Tuesday, 19 July 2011

Investing Risk: Default or, How often do investments go belly up?

Greece has been much in the news lately, scaring investors and governments around the world at the prospect that it will default on its debt. The fright is no surprise as default - not paying money back as promised - is perhaps the most serious and devastating risk an investor can face. But what are the facts? Often fear of the unknown is worse than the real threat itself. This week we therefore try to reduce the unknown and pose the question: what are the chances of default for bonds and stocks, and does default necessarily mean complete loss of funds or has there been some money recovered afterwards?

Governments - Greece's predicament is not an isolated incident. Governments around the world have a habit of issuing more debt than they can pay back. University professors Carmen Reinhart and Kenneth Rogoff have looked at records going back hundreds of years. They tell us in Eight Hundred Years of Financial Folly, from which comes the chart below, that there are periods of high financial stress when 40% or more of countries are in default or restructuring their debt.

A Canadian investor mulling over such statistics is no doubt grateful that the most likely destination for their investments, the debt of the federal and various Canadian provincial governments, has not yet seen a default, though the provinces do not enjoy the very highest triple A / lowest likelihood of default rating enjoyed by the federal government. For those interested, a search of ratings agency DBRS for each province will reveal the ratings for each province.

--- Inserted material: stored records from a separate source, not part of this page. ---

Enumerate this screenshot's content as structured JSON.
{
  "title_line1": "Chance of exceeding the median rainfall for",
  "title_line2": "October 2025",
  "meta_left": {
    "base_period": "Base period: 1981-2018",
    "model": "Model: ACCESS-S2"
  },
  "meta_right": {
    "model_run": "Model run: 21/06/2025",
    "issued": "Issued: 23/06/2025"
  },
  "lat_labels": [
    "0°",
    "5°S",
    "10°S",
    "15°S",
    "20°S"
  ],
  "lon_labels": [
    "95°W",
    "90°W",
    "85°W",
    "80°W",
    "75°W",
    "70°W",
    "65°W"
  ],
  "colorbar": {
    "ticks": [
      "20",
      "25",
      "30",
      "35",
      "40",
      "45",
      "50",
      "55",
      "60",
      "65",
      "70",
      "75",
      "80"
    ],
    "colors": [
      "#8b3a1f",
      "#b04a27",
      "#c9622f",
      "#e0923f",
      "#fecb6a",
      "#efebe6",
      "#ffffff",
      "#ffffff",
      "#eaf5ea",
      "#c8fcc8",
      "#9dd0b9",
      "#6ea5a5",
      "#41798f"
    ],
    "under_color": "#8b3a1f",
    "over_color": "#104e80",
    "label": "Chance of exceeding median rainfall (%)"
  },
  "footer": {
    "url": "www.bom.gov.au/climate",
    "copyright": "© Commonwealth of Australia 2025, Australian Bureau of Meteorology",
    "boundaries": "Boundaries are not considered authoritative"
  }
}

Corporate Bonds - Periodic peaks of defaults also bedevil corporate bonds, especially amongst bonds rated speculative or below investment grade. The chart below from the Credit Suisse Global Investment Returns Yearbook 2011 shows spikes in default rates nearing 6% at times in recent decades.

Speculative grades of corporate bonds show highly variable default cycles. In some years, like 2005, there have been no defaults. In other years, like 1989 and 1990, defaults have spiked upwards to extreme levels - up to 50% default rates, as bond rater Moody's shows in Default and Recovery Rates of Canadian Corporate Bond Issuers 1989 - 2005. Investment grade bonds on the other hand, have been quite stable and have stayed at very low default rates. Of course, that can be deceiving. Buying only investment grade bonds does not necessarily ensure safety, as the rating agencies quickly change their ratings downwards as problems mount at companies so that by the time of default the bonds are no longer investment grade.

Recovery Rates - The same Moody's document mentions the significant fact that all is not automatically lost when a default occurs. Recovery rates vary by the bond's priority of claim. As one would expect, bonds with higher priority have higher recovery rates on average. Senior secured bondholders got 54% of their money back over the 1989 to 2005 period, while senior unsecured bondholders only managed to recover 36.5% (see Exhibit 9 for all the rates by categories). Moody's also states that US and Canadian recovery rates are roughly similar.

Equities - Stockholders are residual owners, having a claim to assets upon default only after all other claimholders have been satisfied. It is seldom that anything is left over for stockholders when a company goes bankrupt. What is more, life for the vast majority businesses is short, much shorter than that of humans. According to the Business Week article The Lifespan of a Company, the average Fortune 500 company only lasts 40 to 50 years. Moreover, the Fortune 500 consists of large successful corporations and thus represents more winners than losers. United Capital Funding's post Small Business Survival Rates in the United States, cites various US government sources that indicate only about a quarter of small businesses last even 15 years.

The situation in Canada is much the same. Though statistics and studies are hard to find, consider the following. In our comparison of the top 25 stocks in the TSX index between 1995 and 2009, we found that about half had disappeared. In the entire TSX index, only about a quarter of the companies from 1995 still appear in 2011. Not all were eliminated in spectacular bankruptcies like Air Canada, Nortel and Canwest that completely wiped out stock value, but a number did. When a company weakens over time and is eventually acquired by another, often the stock will have declined considerably to a tiny fraction of the peak value. This latter kind of "default" loss of capital takes place over months or years.

In short, default risk has been and continues to be a critical risk, requiring the investor's close attention and indicating a serious need for countering action.

Disclaimer: this post is my opinion only and should not be construed as investment advice. Readers should be aware that the above comparisons are not an investment recommendation. They rest on other sources, whose accuracy is not guaranteed and the article may not interpret such results correctly. Do your homework before making any decisions and consider consulting a professional advisor.